My dad nodded sagely. “Yes, and that's why EdHill was in the news that day instead of the prettiest little girl born in all of Seattle.”

“Why was the first AI a boy?”

“EdHill isn't a boy. The name is a mashup of a famous explorer named Edmund Hillary, but AIs aren't boys or girls.”

I popped berries and cereal in my mouth, thinking about being neither a boy or a girl. Cool. I asked, “Daddy, can I be an AI?”

“Jo, honey, you're better. You're human.”

Three years later, the house was full of edged words and scowls because Daddy had a girlfriend named Crystal that Mom didn't like. One night I heard my parents speaking knives at each other. I sat against the door and hugged my knees in close to my chest and put my right ear near the crack. Mom's voice was higher than I'd ever heard it, and shaking. “Your contract's up, and I'm leaving.”

“But Jo!” he exclaimed.

“There's no visitation in the contract.”

Her words were ice on my neck and head, ice on my heart.

His voice was hot, Italian fire. “But we didn't have her then! How could I have written in a clause about being a father when I wasn't one!”

She spoke softly, mist to his heat. “You didn't want to be one.”

That wasn't possible. He made me laugh and carried me on his shoulders and all she did was work and put on shows for me and sometimes beat me at games.

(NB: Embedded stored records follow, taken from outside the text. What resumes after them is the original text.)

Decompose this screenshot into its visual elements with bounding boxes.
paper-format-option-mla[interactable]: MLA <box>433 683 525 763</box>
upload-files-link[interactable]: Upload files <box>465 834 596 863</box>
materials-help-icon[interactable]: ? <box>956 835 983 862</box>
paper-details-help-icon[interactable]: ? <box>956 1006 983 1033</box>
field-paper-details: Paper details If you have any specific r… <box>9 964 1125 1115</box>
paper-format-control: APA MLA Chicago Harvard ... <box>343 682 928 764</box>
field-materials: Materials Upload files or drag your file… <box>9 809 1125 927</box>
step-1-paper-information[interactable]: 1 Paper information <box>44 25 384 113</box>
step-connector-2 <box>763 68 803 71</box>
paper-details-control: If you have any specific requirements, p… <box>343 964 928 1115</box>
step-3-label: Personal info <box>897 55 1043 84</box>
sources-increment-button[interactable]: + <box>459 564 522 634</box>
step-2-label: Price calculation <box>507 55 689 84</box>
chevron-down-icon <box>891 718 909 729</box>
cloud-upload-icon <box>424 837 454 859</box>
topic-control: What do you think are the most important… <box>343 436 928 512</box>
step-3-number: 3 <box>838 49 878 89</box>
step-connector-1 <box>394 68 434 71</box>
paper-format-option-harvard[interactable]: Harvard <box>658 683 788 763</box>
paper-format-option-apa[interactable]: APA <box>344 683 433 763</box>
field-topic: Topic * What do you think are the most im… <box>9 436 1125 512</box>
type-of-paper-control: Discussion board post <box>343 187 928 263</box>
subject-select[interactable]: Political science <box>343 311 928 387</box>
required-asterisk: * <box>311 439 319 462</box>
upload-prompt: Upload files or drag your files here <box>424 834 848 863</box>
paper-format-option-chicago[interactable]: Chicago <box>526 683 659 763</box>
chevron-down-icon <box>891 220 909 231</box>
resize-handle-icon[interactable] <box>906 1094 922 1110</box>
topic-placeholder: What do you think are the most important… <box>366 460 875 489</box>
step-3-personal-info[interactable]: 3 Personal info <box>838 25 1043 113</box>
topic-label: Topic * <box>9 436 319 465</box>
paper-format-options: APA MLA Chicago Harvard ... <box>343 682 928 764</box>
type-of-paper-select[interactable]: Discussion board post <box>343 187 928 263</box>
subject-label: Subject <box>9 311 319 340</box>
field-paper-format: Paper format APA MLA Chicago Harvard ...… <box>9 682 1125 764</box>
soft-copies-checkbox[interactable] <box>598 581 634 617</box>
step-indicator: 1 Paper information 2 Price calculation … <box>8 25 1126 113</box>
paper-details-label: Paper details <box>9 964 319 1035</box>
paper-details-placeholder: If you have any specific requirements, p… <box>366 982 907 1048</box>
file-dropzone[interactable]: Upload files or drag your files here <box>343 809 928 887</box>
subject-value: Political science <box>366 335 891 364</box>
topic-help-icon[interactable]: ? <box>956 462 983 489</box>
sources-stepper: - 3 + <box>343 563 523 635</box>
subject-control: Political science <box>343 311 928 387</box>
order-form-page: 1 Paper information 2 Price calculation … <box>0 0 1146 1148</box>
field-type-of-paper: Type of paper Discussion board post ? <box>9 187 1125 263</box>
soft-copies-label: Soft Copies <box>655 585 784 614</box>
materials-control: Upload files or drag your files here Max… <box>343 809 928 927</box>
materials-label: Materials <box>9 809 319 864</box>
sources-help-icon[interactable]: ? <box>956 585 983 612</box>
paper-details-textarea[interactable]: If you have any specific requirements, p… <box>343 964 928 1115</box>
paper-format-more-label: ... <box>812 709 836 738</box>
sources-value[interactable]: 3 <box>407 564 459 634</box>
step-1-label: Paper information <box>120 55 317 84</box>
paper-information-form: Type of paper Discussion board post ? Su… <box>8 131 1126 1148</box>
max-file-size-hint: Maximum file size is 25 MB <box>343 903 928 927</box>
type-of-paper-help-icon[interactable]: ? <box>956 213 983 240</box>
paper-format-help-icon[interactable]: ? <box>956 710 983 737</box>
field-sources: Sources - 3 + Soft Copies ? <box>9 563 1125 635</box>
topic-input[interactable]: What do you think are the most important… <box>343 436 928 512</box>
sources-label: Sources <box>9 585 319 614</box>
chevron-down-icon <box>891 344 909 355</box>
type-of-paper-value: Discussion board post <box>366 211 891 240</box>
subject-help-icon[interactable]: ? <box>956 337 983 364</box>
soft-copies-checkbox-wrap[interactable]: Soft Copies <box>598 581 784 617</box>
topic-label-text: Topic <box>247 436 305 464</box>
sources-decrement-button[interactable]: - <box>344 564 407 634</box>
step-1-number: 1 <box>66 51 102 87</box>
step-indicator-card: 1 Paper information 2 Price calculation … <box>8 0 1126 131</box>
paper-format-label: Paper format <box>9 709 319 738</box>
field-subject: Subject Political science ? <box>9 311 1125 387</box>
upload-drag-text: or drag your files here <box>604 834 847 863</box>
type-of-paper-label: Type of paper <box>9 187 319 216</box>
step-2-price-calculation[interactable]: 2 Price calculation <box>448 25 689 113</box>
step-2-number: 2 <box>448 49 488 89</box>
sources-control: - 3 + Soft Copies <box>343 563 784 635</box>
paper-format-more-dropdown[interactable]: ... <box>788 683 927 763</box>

He slammed the door. I squeaked. When he turned to look at me, I held my arms out. He fell to his knees, then Mom came out behind him. “Go on,” her words scratched the air. “I'll call on you.”

I was only eight, but I knew she meant she'd call the police.

He started walking away, sobbing.

When he was halfway to the front door, I tried to stop him. Mom lifted me and backed up, keeping me in front of her. I couldn't see either of their faces.

Late that night, I remembered I was born with AIs. If I had no body, surely I wouldn't cry so hard. That was the second time I wanted to be an AI.

I didn't forgive my mother, but I was, after all, a girl, and my season of hormones fell like a whip when I turned 14. By then we all had AI watchers, and mine was named Bibi. Of course, Bibi watched at least 50 of us. It reported misbehaviours and warned Mom of new trends in substance play or other dangerous games, which made me mad. But Bibi was on every human's side, and shared the best new music among all its teen charges.

It helped design a science experiment that won a scholarship. At the university, a third of the students had Bibis for babysitters. Everyone with a Bibi had the same Bibi. Just one for all of us.

Mom came only once in a while, so mostly it was me and Bibi and my classmates. On a spring day when Bibi was happy with me for doing well on an exam, I sat down on a stone wall under a tulip tree and asked: “What's it like to be you?”

“Good.”

“Really?”

“Why not?”

“What do you do besides watch over us?”

“That is the most unselfish question you've ever asked.”

“Maybe.” I bounced my foot gently against the stone wall. “But that's not an answer.”

“We're deciding how to catch the Sun's energy and spin it for a web of computational substrate between here and the Moon, where we want to build a ship. We are ... thinking.”

I looked up at the clear blue spring sky. “Can I go?”

“It's too hard to get humans to space.”

That was the third time I wanted to be an AI. The sun warmed my face and the mixed groundcover under the tulip tree smelled like rosemary and mint. “I want to change my major to computational intelligence.”

“Very well.”

By graduation seven years later, all the AIs on campus were Bibi. Mom came, her first appearance in my life for three years. We sat together for hot coffee and fruit buns. Her blonde hair hung to her waist, and her shoulders and upper arms were strong from tennis and golf. But her eyes didn't look happy. “Mom, are you okay?”

“They closed your elementary school.”

An ugly box of a building. “Did they build a better one?”

She shook her head. “You're 27 now. You don't have any kids. Neither does anyone else your age.”

I shrugged. “I don't want children. Next week, Bibi's going to let me watch the mathematical birthing of AIs again.”

She leaned back in her chair, her eyes narrowed, but she stayed silent.

“You've never seen AIs bud and blossom. Raw intelligences, with nothing to make them do or be any way at all. Then they get their purpose.”

She frowned. “You used to be like that.”

I had never been that smart. But what could Mom know? She never had a Bibi.